Dryad was at the 5th International Digital Curation Conference in London last week, getting several prominent mentions by speakers, and with a poster on our research supporting the curation workflow, available here.
A pre-conference workshop on Citability of Research Data provided an introduction to DataCite, a cooperative effort of the German National Library of Science and Technology (TIB), the British Library, Canada Institute for Scientific and Technical Information (CISTI), among others, with the goal: …to establish a not-for-profit agency that enables organisations to register research datasets and assign persistent identifiers to them, so that research datasets can be handled as independent, citable, unique scientific objects. This was followed by a useful discussion of the barriers and challenges, which produced a nice little checklist of things to do. Change scientific culture around data, gain journal/publisher support, facilitate good data management, yes– terminology matters!, resolve data granularity issues, encourage & make it easy for authors to deposit data….
In his keynote, Ed Seidel, Associate Director, Directorate of Mathematical and Physical Sciences, National Science Foundation, said
- publicly funded data should be made available
- simply ‘expecting’ researchers to share data = like expecting teenagers to clean their rooms
- we need “executable publications” that include code and data with paper to run and reproduce science
- and then he called for journals to require data deposition, “If journals require data associated with publication to be available; that would be a major push.”

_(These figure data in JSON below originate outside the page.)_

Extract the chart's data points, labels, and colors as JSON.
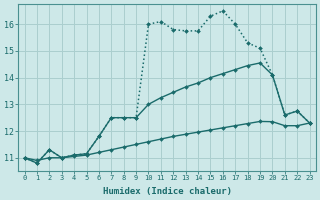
{
  "xlabel": "Humidex (Indice chaleur)",
  "background_color": "#cde8e8",
  "grid_color": "#aacece",
  "line_color": "#1a6b6b",
  "xlim": [
    -0.5,
    23.5
  ],
  "ylim": [
    10.5,
    16.75
  ],
  "yticks": [
    11,
    12,
    13,
    14,
    15,
    16
  ],
  "xticks": [
    0,
    1,
    2,
    3,
    4,
    5,
    6,
    7,
    8,
    9,
    10,
    11,
    12,
    13,
    14,
    15,
    16,
    17,
    18,
    19,
    20,
    21,
    22,
    23
  ],
  "s1_x": [
    0,
    1,
    2,
    3,
    4,
    5,
    6,
    7,
    8,
    9,
    10,
    11,
    12,
    13,
    14,
    15,
    16,
    17,
    18,
    19,
    20,
    21,
    22
  ],
  "s1_y": [
    11.0,
    10.8,
    11.3,
    11.0,
    11.1,
    11.15,
    11.8,
    12.5,
    12.5,
    12.5,
    16.0,
    16.1,
    15.8,
    15.75,
    15.75,
    16.3,
    16.5,
    16.0,
    15.3,
    15.1,
    14.1,
    12.6,
    12.75
  ],
  "s2_x": [
    0,
    1,
    2,
    3,
    4,
    5,
    6,
    7,
    8,
    9,
    10,
    11,
    12,
    13,
    14,
    15,
    16,
    17,
    18,
    19,
    20,
    21,
    22,
    23
  ],
  "s2_y": [
    11.0,
    10.8,
    11.3,
    11.0,
    11.1,
    11.15,
    11.8,
    12.5,
    12.5,
    12.5,
    13.0,
    13.25,
    13.45,
    13.65,
    13.8,
    14.0,
    14.15,
    14.3,
    14.45,
    14.55,
    14.1,
    12.6,
    12.75,
    12.3
  ],
  "s3_x": [
    0,
    1,
    2,
    3,
    4,
    5,
    6,
    7,
    8,
    9,
    10,
    11,
    12,
    13,
    14,
    15,
    16,
    17,
    18,
    19,
    20,
    21,
    22,
    23
  ],
  "s3_y": [
    11.0,
    10.9,
    11.0,
    11.0,
    11.05,
    11.1,
    11.2,
    11.3,
    11.4,
    11.5,
    11.6,
    11.7,
    11.8,
    11.88,
    11.96,
    12.04,
    12.12,
    12.2,
    12.28,
    12.36,
    12.35,
    12.2,
    12.2,
    12.3
  ]
}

Timo Hannay, Publishing Director, Nature Publishing Group, began his closing keynote address by saying that “at lunch 3 separate people were kind enough to point out that supplementary information was [no good] in PDF.” Other tidbits from his talk:
- journals need to become more like databases, more structured, more searchable
- we are joining the dots across the intellectual terra incognita
- all information is inter-connected
- the associations between facts are just as important as the facts themselves; we have increasingly interconnected data sets, and are building one global computer and one global database
- this is vast and messy and inconsistent and immensely valuable
- there must be more efficient ways to do peer review but no one has come up with one yet
- Q: do authors send data? what do you do with it?
- A: supplementary info is a catchall phrase
- some of it is data, not most of it
- we just take the file and put it online and link to it
- it’s mostly Excel spreadsheets
- our system used to just put it into a PDF– have fixed that
- there’s slow progress, and is dependent on authors
- interested to see encouraging making usable data available
One interesting paper from Australia, by Dr Andrew Treloar, Australian National Data Service (ANDS), identified data sharing verbs; these are proposed “as a useful way to design and structure flexible services in a heterogeneous environment.”
- store– “ANDS doesn’t do storage but we care that it happens”
- describe– info for discovery, determination of value, access, & re-use
- identify– using handles, just joined DataCite, can now can generate DOI’s, have an “Identify My Data” service; want data to be a first-class output
- register– host a registry of collections
- discover– offer discovery services
- access– 4 ways: direct link, link to data repository, contact info to get data, or metadata only
- exploit, or use– build on what’s available
For more detail see the full paper here. The full IDCC programme is here, and all the recorded sessions are available here. Next year the IDCC will be in Chicago. If you like O’Hare in Dec., this should be a real treat!